O Talmud compara o cego, o leproso, o sem filhos e o indigente aos mortos (Ned. 64b), citando Lamentações (iii. 6): "Ele me colocou em lugares escuros como os que estão mortos de antigamente".

Respeito pelos Cegos.

Judá ha-Nasi é a primeira pessoa mencionada na literatura rabínica que ajudou a remover o estigma dos cegos. É relatado que ele e R. Ḥiyya, enquanto viajavam, chegaram a uma determinada cidade e perguntaram se havia algum homem erudito a quem pudessem honrar com uma visita. Os vereadores encaminharam-nos para um erudito cego. R. Ḥiyya disse ao príncipe: "Não desonre a sua excelência. Deixe-me visitá-lo." Judá insistiu, porém, e foi com ele. Quando estavam prestes a partir, o cego agradeceu a visita, dizendo: "Honrastes pela vossa presença aquele que é visto, mas não vê. Sereis abençoados e aceitáveis diante Daquele que vê, mas é invisível" (Ḥag. 5b).

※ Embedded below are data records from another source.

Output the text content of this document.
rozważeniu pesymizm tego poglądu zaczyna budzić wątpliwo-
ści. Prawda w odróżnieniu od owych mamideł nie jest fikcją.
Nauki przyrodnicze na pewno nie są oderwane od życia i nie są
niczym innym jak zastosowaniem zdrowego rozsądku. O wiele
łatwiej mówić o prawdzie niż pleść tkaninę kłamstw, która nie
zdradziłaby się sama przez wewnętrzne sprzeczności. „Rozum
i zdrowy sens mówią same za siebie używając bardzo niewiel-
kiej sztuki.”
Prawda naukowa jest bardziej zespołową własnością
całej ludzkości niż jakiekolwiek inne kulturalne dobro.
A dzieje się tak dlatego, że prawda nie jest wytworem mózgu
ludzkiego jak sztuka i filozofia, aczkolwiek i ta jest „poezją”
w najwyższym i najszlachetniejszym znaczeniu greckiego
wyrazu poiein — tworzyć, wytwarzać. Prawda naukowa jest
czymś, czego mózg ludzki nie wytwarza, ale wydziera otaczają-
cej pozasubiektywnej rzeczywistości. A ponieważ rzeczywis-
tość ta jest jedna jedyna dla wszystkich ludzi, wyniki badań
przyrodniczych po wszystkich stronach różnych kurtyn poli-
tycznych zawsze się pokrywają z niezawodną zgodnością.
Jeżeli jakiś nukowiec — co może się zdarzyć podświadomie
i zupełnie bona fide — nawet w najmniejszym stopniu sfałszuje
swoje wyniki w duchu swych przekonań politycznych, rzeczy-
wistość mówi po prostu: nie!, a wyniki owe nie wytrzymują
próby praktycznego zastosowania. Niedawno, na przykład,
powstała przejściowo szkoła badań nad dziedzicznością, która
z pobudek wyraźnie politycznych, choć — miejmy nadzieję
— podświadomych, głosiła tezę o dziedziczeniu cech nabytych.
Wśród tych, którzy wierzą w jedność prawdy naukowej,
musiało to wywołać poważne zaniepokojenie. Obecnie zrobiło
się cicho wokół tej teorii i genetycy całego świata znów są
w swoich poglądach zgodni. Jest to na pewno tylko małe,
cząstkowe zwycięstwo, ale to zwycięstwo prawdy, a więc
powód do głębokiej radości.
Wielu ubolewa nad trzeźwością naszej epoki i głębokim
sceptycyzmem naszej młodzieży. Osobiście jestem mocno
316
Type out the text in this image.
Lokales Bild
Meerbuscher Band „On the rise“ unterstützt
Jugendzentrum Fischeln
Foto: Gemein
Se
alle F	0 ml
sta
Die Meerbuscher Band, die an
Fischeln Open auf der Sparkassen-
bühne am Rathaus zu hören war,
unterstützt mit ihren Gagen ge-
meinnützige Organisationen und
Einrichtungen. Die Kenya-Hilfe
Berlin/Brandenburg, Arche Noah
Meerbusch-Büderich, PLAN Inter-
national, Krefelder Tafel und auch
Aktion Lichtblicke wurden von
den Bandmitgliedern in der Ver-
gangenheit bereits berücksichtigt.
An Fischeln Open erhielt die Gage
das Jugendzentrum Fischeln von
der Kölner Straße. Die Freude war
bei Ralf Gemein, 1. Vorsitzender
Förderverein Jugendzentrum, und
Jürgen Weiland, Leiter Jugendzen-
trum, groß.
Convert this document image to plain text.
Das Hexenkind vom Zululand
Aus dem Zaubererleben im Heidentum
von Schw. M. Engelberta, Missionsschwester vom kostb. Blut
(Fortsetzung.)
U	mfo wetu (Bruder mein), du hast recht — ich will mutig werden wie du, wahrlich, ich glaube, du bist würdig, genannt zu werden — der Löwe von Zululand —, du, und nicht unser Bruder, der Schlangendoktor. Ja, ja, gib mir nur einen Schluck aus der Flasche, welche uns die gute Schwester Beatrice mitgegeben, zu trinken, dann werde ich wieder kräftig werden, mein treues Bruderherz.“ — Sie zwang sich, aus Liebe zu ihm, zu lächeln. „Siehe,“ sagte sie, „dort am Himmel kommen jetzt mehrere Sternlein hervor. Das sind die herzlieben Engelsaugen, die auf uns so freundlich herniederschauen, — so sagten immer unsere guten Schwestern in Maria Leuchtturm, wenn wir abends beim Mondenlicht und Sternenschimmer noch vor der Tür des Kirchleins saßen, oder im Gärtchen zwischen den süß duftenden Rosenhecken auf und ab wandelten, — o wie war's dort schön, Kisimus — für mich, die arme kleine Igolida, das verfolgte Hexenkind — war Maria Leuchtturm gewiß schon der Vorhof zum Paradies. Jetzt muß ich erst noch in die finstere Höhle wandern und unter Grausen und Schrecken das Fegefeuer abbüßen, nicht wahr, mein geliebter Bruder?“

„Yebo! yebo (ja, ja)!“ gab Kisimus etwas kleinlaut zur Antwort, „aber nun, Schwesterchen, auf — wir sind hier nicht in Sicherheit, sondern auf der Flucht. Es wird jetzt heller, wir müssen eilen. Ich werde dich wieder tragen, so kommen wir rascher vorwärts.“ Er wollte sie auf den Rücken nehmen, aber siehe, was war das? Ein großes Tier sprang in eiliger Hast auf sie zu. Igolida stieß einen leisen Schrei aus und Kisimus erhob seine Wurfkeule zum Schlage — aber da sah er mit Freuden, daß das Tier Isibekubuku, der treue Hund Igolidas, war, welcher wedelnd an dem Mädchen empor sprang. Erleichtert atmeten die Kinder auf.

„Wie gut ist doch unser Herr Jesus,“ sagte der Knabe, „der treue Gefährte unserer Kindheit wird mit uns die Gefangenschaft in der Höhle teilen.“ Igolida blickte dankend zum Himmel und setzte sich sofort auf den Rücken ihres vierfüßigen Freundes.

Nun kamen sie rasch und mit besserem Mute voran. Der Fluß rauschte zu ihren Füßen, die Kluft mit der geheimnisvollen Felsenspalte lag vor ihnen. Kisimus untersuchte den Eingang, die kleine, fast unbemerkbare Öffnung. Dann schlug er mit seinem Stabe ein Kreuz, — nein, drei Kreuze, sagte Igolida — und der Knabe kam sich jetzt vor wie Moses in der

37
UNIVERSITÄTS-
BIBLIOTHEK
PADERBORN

R. Abba b. Jacó ofereceu um lugar alto em sua casa a um visitante cego, o que fez com que o povo acreditasse que este último era um grande homem e garantiu-lhe uma posição honrosa. Ele concedeu a bênção acima mencionada a R. Abba (Yer. Peah, fim, cap. viii.).

R. Hoshaiah the Great, contratou para seu filho um professor cego com quem jantava diariamente. Em uma ocasião, quando os visitantes estavam na casa, o professor não foi convidado para a mesa. R. Hoshaiah pediu desculpas depois pela omissão, dizendo que não queria constrangê-lo ou desonrá-lo perante a assembleia; ao que o mestre cego se juntou: "Que o teu pedido de desculpas seja aceitável diante do Invisível" (ib.).

Por razões eufemísticas, o Talmud chama um cego ("um homem de luz abundante"). Os cegos estão isentos de todos os deveres religiosos. Eles podem realizar qualquer serviço religioso para si mesmos, mas não podem ser um procurador para outros. Assim, um cego ao dizer as dezoito bênçãos não precisa estar voltado para o Templo de Jerusalém (o oriente), sendo incapaz de distinguir os pontos da bússola, mas dirigirá seu coração para seu Pai no céu (Ber. 29a). No entanto, ele não deve pronunciar o Seu nome em vão.

R. Judá não lhe permitiria dizer a bênção diante do Shemá: "Bendito seja o Senhor que formou a luz e criou as trevas", na medida em que o cego não tira nenhum benefício da luz. Os "sábios" divergem, no entanto, afirmando que a luz beneficia indiretamente os cegos. R. Yosé (o tannaite) não conseguia compreender uma passagem aparentemente ilógica do Deuteronômio: "E tu tatearás ao meio-dia como o cego acorda nas trevas" (xxviii. 29); até que por acaso encontrou um cego que caminhava à noite com uma lanterna na mão, e que lhe explicou que a lanterna lhe servia muito, para permitir que os transeuntes o guiassem e protegessem de obstáculos e armadilhas (Meg. 24b).

R. José, que era cego, disse que certa vez teria acolhido alguém que pudesse assegurar-lhe que R. Judá estava certo na afirmação de que os cegos estavam isentos do cumprimento de deveres religiosos; pois, nesse caso, ele (R. José), que, embora cego, desempenhava esses deveres, mereceria uma recompensa maior do que aquele que não fosse cego. Ouvindo R. Johanan, no entanto, afirmar que "aquele que desempenha seus deveres prescritos é maior do que um voluntário", Joseph disse que ofereceria um banquete aos rabinos se eles pudessem assegurar-lhe que R. Judá estava errado em sua declaração.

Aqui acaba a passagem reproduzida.